For the next two decades, Vierny shot every Resnais film except Je t'aime je t'aime and Providence, establishing a rapport that Resnais found invaluable. Vierny is so quick, Resnais has commented, that simply the way the director looks through his viewfinder tells Vierny and his operator Philippe Brun which lens and framing he has chosen. Vierny also lit Belle de jour for Buñuel, Baxter, Vera Baxter for Marguerite Duras, and a variety of low-budget films, including The Hypothesis of the Stolen Painting and others for Paris-based Chilean Raul Ruiz, which suggest his continuing interest in maverick filmmaking. Many of these, especially the Ruiz productions with their discontinuous narratives and use of colour effects and filters, have been sporadically brilliant, but they lack the intensity of Vierny's best work. He did not enter into another long-term relationship with any director until his films with Peter Greenaway.

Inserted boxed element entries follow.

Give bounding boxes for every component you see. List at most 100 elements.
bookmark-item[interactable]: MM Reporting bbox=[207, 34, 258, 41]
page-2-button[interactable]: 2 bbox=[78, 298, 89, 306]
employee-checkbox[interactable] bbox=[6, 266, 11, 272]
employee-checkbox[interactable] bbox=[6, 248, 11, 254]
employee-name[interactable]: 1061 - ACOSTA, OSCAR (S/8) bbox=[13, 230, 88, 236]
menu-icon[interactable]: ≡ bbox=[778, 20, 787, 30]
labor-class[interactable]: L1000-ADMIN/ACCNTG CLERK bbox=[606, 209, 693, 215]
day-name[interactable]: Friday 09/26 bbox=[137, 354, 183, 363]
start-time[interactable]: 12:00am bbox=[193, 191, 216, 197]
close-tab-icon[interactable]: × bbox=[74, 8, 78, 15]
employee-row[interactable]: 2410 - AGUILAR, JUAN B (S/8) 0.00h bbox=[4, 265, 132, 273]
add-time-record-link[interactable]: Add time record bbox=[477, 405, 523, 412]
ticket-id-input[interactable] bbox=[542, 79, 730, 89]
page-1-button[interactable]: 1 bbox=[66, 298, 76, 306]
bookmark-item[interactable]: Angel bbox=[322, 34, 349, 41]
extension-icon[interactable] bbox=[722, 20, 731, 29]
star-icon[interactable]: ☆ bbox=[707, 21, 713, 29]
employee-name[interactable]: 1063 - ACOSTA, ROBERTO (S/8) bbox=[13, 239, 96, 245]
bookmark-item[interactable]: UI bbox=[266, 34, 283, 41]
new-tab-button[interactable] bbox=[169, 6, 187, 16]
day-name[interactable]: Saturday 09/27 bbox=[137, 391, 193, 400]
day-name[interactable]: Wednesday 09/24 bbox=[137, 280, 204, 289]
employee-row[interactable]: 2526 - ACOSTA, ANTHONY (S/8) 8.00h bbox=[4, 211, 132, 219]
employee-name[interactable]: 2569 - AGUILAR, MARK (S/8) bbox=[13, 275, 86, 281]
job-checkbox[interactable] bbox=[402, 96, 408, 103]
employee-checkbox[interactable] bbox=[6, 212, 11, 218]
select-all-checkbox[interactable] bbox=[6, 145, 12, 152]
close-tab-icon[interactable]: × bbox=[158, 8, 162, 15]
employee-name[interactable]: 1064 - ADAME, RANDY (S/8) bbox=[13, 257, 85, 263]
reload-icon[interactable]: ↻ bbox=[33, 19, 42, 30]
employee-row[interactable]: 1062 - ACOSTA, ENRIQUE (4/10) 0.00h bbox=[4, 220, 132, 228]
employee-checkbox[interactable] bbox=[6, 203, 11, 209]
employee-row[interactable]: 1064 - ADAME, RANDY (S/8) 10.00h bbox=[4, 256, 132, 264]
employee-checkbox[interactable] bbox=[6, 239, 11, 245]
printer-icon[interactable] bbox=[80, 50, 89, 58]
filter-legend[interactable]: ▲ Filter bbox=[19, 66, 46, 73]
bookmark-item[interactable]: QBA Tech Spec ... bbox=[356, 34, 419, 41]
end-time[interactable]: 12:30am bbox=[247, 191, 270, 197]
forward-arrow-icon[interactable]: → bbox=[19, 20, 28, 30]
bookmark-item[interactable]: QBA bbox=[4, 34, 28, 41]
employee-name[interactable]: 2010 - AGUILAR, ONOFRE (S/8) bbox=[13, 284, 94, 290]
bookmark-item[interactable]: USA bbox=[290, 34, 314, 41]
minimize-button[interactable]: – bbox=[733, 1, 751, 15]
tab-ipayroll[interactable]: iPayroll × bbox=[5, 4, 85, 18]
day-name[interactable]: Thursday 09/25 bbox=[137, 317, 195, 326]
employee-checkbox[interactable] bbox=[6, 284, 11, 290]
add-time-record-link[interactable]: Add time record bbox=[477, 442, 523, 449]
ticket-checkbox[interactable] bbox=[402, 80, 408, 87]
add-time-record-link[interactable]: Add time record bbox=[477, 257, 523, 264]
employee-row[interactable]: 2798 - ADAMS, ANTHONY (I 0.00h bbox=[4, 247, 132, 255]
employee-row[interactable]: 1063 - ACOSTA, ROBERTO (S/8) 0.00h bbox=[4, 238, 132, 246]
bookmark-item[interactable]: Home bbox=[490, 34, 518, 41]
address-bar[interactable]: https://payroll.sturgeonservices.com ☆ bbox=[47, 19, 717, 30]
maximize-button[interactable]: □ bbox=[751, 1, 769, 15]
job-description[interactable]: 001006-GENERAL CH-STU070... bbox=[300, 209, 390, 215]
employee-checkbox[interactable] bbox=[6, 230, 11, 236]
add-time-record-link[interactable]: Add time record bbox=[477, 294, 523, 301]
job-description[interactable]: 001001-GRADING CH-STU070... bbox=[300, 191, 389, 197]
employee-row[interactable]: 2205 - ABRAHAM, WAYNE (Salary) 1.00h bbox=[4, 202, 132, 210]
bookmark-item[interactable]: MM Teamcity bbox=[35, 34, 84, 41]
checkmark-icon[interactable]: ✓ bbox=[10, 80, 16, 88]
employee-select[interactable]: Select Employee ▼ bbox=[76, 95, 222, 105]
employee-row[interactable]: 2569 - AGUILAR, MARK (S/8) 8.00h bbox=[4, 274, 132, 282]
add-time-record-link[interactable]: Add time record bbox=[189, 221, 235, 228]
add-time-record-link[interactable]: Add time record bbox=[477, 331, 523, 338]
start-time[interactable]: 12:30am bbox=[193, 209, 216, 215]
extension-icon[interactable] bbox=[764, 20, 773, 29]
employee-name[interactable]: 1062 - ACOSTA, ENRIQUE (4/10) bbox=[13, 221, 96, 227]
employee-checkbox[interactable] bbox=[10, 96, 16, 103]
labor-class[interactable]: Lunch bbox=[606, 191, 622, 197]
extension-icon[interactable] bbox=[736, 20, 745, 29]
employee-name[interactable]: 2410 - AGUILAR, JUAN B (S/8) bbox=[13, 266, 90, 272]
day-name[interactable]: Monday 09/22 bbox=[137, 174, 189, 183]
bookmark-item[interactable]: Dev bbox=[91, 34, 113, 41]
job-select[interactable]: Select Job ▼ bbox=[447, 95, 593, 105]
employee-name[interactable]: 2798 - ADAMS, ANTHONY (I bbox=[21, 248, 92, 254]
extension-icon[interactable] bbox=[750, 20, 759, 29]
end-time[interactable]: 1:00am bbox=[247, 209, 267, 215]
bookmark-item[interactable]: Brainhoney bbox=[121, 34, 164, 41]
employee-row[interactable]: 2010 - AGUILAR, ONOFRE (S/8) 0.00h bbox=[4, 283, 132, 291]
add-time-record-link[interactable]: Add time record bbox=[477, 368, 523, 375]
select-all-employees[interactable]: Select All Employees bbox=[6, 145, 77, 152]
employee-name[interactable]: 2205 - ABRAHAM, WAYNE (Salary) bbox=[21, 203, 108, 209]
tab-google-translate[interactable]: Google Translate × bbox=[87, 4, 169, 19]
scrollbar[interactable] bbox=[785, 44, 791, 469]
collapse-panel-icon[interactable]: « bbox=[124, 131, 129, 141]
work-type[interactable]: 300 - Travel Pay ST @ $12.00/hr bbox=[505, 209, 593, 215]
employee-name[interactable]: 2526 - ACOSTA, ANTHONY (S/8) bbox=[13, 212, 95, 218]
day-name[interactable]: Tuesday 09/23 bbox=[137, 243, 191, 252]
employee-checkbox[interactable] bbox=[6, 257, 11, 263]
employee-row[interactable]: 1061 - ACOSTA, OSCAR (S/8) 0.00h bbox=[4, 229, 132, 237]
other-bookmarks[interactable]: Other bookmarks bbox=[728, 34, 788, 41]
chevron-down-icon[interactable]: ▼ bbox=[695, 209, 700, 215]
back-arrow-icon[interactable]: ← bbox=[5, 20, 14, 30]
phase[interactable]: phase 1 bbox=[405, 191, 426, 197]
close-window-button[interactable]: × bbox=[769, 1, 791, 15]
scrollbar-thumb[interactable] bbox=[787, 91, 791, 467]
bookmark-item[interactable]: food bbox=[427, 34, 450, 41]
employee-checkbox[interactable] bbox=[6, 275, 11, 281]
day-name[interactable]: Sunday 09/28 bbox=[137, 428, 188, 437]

Fascinated with painting and anxious to instill some of the same values into his films as he finds in artists like Vermeer, Greenaway is a challenging collaborator for any lighting cameraman, particularly one like Vierny who shares his taste for saturated colours and low light. Their work together on films like Drowning By Numbers and The Cook, the Thief, His Wife and Her Lover, most of which are shot at night and involve intricate tracking shots through semidarkness, is rich and distinctive. At the same time, Vierny adapted with relative ease to the baroque extravagance of Greenaway's Prospero's Books, a flamboyant adaptation of Shakespeare's The Tempest, which employed the new technology of digital manipulation to render the cinema image as a page of illuminated manuscript in constant and inventive change. Indeed, throughout the 1990s Vierny more than ably served as Greenaway's house cinematographer. (His lone non-Greenaway credit from 1986's A Zed and Two Noughts through the end of the century is Irene Jouannet's Dormez, je le veux.) His images in The Baby of Macon and The Pillow Book are especially resplendent; viewing the latter (the story of a young Japanese woman who develops an appetite for having her body painted) is equal to watching a moving canvas.
Vierny, however, rejects photographic richness for its own sake. "My satisfaction is that the photography is not remarked on too much for itself," he has said. To underline his preference for atmosphere over formal perfection Vierny boasts that he uses neither viewfinder nor light meter. The light meter, he says, is "an instrument that measures essentially the quantities of light, and that doesn't correspond to the feelings I have about my work. What is the use of measuring? The meter will only verify that it's right." Such confidence would be arrogant in any lighting cameraman who had not proved, as Vierny has, his absolute mastery of the art.